Un brusque changement de stratégie. Face à des prévisions alarmistes, laissant entendre que le coronavirus pourrait tuer plus de 250.000 personnes dans le pays, le Royaume-Uni a décidé ces derniers jours de prendre des mesures fortes pour freiner l'épidémie. Même si elles restent moins radicales que celles prises dans les pays voisins.
Lundi soir, lors d'une conférence de presse, le Premier ministre britannique Boris Johnson a demandé à la population d'éviter tout «contact social» et déplacement «non essentiel», en favorisant le télétravail et en cessant de fréquenter pubs, clubs et théâtres. Il a également recommandé aux «plus fragiles», en particulier les personnes âgées et les femmes enceintes, de s'isoler pendant douze semaines.
Dans la foulée mardi matin, le chef de la diplomatie britannique Dominic Raab a conseillé aux ressortissants britanniques d'éviter tout voyage à l'étranger «non essentiel» pendant au moins 30 jours, mettant en avant les limitations «sans précédent» à la circulation imposées dans le monde.
Des mesures pas obligatoires
Un nouvelle étape a donc été franchie outre-Manche dans la lutte contre la progression du Covid-19. Une virus qui a fait 55 morts dans le pays et contaminé plus de 1.500 personnes selon les chiffres officiels. Mais les tests n'étant pas effectués systématiquement malgré les recommandations de l'OMS, une estimation de 55.000 cas dans le pays semble «raisonnable», a déclaré le conseiller scientifique du gouvernement, Patrick Vallance interrogé au Parlement.
Ces nouvelles mesures restent moins radicales que celles prises dans les pays voisins, notamment en France, en Italie ou en Espagne. Elles ne sont en effet pas obligatoires, et ne prévoient ni fermeture des écoles, restaurants ou salles de spectacles, ni interdiction formelle des rassemblements, ni fermeture des frontières. On est donc loin des mesures les plus «audacieuses» réclamées mardi par l'OMS aux pays européens.
Elles constituent cependant un net renforcement par rapport à la stratégie controversée adoptée jusqu'alors, qui consistait essentiellement à isoler les personnes présentant des symptômes ou revenant de zones à risque, de façon à alléger la pression sur les services de santé et à favoriser l'émergence d'une «immunité collective». Concrètement, le gouvernement britannique envisageait de laisser le virus s'installer dans le pays et infecter 60 % de la population, afin que celle-ci développe une immunité de groupe qui permette d'empêcher un second pic épidémique en 2021.

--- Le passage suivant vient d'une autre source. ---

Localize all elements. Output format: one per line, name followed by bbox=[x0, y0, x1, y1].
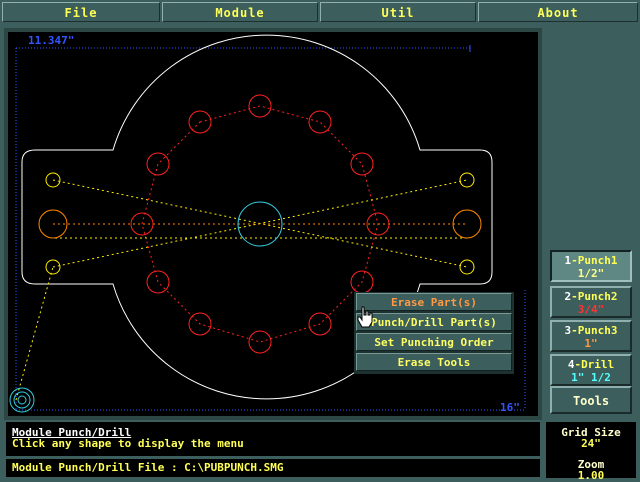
file-path: Module Punch/Drill File : C:\PUBPUNCH.SM… bbox=[12, 461, 284, 474]
ctx-punch-drill-parts[interactable]: Punch/Drill Part(s) bbox=[356, 313, 512, 331]
tool-name: Punch2 bbox=[577, 290, 618, 303]
menu-about[interactable]: About bbox=[478, 2, 638, 22]
menu-util[interactable]: Util bbox=[320, 2, 476, 22]
tool-size: 1" bbox=[584, 337, 598, 350]
tool-name: Drill bbox=[581, 358, 615, 371]
grid-size-value: 24" bbox=[581, 437, 601, 450]
menu-file[interactable]: File bbox=[2, 2, 160, 22]
tool-size: 1/2" bbox=[577, 267, 605, 280]
tool-drill-button[interactable]: 4-Drill 1" 1/2 bbox=[550, 354, 632, 386]
tool-size: 3/4" bbox=[577, 303, 605, 316]
grid-zoom-panel: Grid Size 24" Zoom 1.00 bbox=[546, 422, 636, 482]
menu-module[interactable]: Module bbox=[162, 2, 318, 22]
zoom-value: 1.00 bbox=[577, 469, 605, 482]
file-bar: Module Punch/Drill File : C:\PUBPUNCH.SM… bbox=[6, 459, 540, 477]
tool-name: Punch3 bbox=[577, 324, 618, 337]
status-message: Click any shape to display the menu bbox=[12, 437, 244, 450]
red-hole[interactable] bbox=[248, 330, 272, 354]
yellow-path-start bbox=[15, 266, 54, 401]
red-hole[interactable] bbox=[308, 110, 332, 134]
coord-top-left: 11.347" bbox=[28, 34, 75, 47]
red-hole[interactable] bbox=[248, 94, 272, 118]
hand-cursor-icon bbox=[357, 306, 373, 328]
red-hole[interactable] bbox=[350, 152, 374, 176]
ctx-set-punching-order[interactable]: Set Punching Order bbox=[356, 333, 512, 351]
status-panel: Module Punch/Drill Click any shape to di… bbox=[6, 422, 540, 456]
red-hole[interactable] bbox=[146, 152, 170, 176]
tool-punch3-button[interactable]: 3-Punch3 1" bbox=[550, 320, 632, 352]
tool-name: Punch1 bbox=[577, 254, 618, 267]
tool-punch2-button[interactable]: 2-Punch2 3/4" bbox=[550, 286, 632, 318]
red-hole[interactable] bbox=[146, 270, 170, 294]
tools-button[interactable]: Tools bbox=[550, 386, 632, 414]
ctx-erase-tools[interactable]: Erase Tools bbox=[356, 353, 512, 371]
tool-punch1-button[interactable]: 1-Punch1 1/2" bbox=[550, 250, 632, 282]
ctx-erase-parts[interactable]: Erase Part(s) bbox=[356, 293, 512, 311]
origin-target-icon bbox=[9, 387, 35, 413]
tool-size: 1" 1/2 bbox=[571, 371, 611, 384]
coord-bottom-right: 16" bbox=[500, 401, 520, 414]
context-menu: Erase Part(s) Punch/Drill Part(s) Set Pu… bbox=[354, 292, 514, 374]
menu-bar: File Module Util About bbox=[0, 0, 640, 24]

Une immunité collective potentiellement meurtrière
Selon la presse britannique, l'exécutif a laissé tomber cette stratégie critiquée, utilisée également aux Pays-Bas, à la lecture d'un rapport de l'Imperial College de Londres, s'appuyant sur des données en provenance d'Italie, publié lundi. Selon cette étude, si le Royaume-Uni persistait dans sa stratégie visant à contenir plutôt qu'à stopper l'épidémie, il fallait alors s'attendre à un bilan humain extrêmement lourd, jusqu'à 260.000 morts, en raison d'une «submersion» du système de santé du pays.
Un chiffre très élevé qui tombe à «quelques milliers ou dizaines de milliers» avec des mesures de distanciation sociale telles que celles dévoilées lundi et mardi par l'exécutif britannique. «Si l'on peut limiter le nombre (de morts) à 20.000 ou moins, cela sera un bon résultat», bien que «cela reste terrible», a jugé Patrick Vallance.
Sauf que ces annonces ont provoqué la colère des dirigeants de l'industrie des pubs, des restaurants et des théâtres. Ils reprochent à Boris Johnson sa position mitigée, craignant de ne pas pouvoir faire jouer leur assurance tant que le gouvernement ne décrète pas la fermeture de leurs établissements. Ils attendent avec impatience la prise de parole du ministre des Finances Rishi Sunak, qui doit présenter ce mardi après-midi un ensemble de mesures destinées à soutenir les entreprises touchées par l'épidémie, après avoir annoncé la semaine dernière un financement d'urgence de 12 milliards de livres (13,2 milliards d'euros).